Three, if you have no need to throw yourself upon the slush pile and have your book declared a victor, you can self-publish no matter the length.  Down side is that for paper copies, you'll have to use a site like createspace to offer a print book, but it sounds like you want to see your work on a shelf in a store.  So I think you're going the agent route.  I am too.  It's what I need to do for this first novel.  IN fact, I sent a query a couple days ago and keep reminding myself a response is on its way in a week.

Okay, so I hope you have enough advice to rest assured at this point that the extra pages don't amount to a deal-breaker to an agent (who will seek out a bigger publisher).  Best wishes!


----------



## Jabrosky (Apr 2, 2014)

I second every comment saying that writers shouldn't worry themselves about word count until they have something finished.
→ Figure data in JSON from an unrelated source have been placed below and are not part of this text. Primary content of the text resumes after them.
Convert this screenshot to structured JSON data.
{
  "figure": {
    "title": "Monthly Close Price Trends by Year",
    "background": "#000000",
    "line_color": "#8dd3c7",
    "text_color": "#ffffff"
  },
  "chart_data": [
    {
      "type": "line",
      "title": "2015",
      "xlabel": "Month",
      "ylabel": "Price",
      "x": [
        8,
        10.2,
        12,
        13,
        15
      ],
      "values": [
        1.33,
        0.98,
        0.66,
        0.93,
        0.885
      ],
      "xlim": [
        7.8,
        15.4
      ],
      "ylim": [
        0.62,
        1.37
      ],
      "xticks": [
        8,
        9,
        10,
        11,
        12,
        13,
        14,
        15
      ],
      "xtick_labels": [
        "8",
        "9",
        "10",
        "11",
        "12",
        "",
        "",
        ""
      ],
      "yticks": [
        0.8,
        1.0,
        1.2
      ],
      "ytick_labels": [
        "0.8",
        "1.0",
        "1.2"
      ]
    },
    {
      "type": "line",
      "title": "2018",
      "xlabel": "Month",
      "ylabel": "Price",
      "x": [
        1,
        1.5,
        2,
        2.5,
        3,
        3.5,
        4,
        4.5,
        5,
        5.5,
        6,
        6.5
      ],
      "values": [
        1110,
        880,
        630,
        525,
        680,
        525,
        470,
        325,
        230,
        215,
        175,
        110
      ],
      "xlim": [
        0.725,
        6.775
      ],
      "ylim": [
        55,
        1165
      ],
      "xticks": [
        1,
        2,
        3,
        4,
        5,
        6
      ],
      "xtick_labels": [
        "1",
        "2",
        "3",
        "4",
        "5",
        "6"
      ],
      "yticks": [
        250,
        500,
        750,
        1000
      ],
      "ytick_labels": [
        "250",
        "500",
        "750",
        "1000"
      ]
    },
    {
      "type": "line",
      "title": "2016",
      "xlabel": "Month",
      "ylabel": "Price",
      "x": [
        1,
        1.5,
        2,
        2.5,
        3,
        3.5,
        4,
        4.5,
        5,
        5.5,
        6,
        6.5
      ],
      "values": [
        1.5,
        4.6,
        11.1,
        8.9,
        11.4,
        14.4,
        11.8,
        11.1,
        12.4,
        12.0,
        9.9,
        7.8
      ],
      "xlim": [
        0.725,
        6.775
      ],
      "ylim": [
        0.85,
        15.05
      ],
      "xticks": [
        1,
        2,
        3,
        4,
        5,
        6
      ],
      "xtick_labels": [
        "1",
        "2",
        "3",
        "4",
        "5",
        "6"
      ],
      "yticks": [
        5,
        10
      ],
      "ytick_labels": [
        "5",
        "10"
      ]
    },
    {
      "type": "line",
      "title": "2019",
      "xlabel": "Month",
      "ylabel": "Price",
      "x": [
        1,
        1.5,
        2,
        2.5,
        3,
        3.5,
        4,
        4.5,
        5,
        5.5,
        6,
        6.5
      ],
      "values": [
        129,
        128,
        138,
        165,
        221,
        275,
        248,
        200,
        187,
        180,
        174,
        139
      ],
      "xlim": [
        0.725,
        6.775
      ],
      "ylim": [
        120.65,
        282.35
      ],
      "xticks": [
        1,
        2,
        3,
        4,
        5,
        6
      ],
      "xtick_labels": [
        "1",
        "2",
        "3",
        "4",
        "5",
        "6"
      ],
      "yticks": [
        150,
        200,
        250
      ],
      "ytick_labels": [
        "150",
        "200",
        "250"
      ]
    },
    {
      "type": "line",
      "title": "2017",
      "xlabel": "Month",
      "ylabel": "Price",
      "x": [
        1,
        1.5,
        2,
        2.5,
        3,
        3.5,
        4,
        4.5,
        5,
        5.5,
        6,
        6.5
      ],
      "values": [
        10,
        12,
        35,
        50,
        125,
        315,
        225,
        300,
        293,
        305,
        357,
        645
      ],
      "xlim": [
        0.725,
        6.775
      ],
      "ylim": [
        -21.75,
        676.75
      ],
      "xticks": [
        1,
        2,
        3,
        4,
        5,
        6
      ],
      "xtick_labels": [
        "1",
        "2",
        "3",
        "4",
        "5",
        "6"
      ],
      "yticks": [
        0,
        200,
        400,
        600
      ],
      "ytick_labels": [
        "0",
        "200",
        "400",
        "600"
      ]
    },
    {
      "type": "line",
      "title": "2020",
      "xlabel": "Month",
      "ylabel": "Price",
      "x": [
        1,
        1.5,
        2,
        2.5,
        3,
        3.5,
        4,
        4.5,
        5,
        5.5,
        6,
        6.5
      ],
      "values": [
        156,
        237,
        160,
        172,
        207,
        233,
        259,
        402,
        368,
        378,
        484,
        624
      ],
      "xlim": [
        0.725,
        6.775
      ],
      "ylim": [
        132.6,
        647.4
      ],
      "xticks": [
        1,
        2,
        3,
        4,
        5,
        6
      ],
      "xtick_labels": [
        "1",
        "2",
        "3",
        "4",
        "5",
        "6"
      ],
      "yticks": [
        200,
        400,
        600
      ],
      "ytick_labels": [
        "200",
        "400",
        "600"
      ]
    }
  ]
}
Actually, I have been worrying a lot about story length lately, but not in the sense of traditional word counts. I've read more than once that beginning writers like me should start with short stories before tackling larger novels. That advice sounds sensible to me, but for some reason I'm having difficulty brainstorming ideas that can be condensed into short stories. It seems that every idea I generate either deserves a longer story or centers on a simple fight scene. Don't get me wrong, I like writing action/adventure stories with fight scenes, but I don't want my writing to turn formulaic.


----------



## ndmellen (Apr 12, 2014)

Verum- This was incredibly helpful; thank you..


----------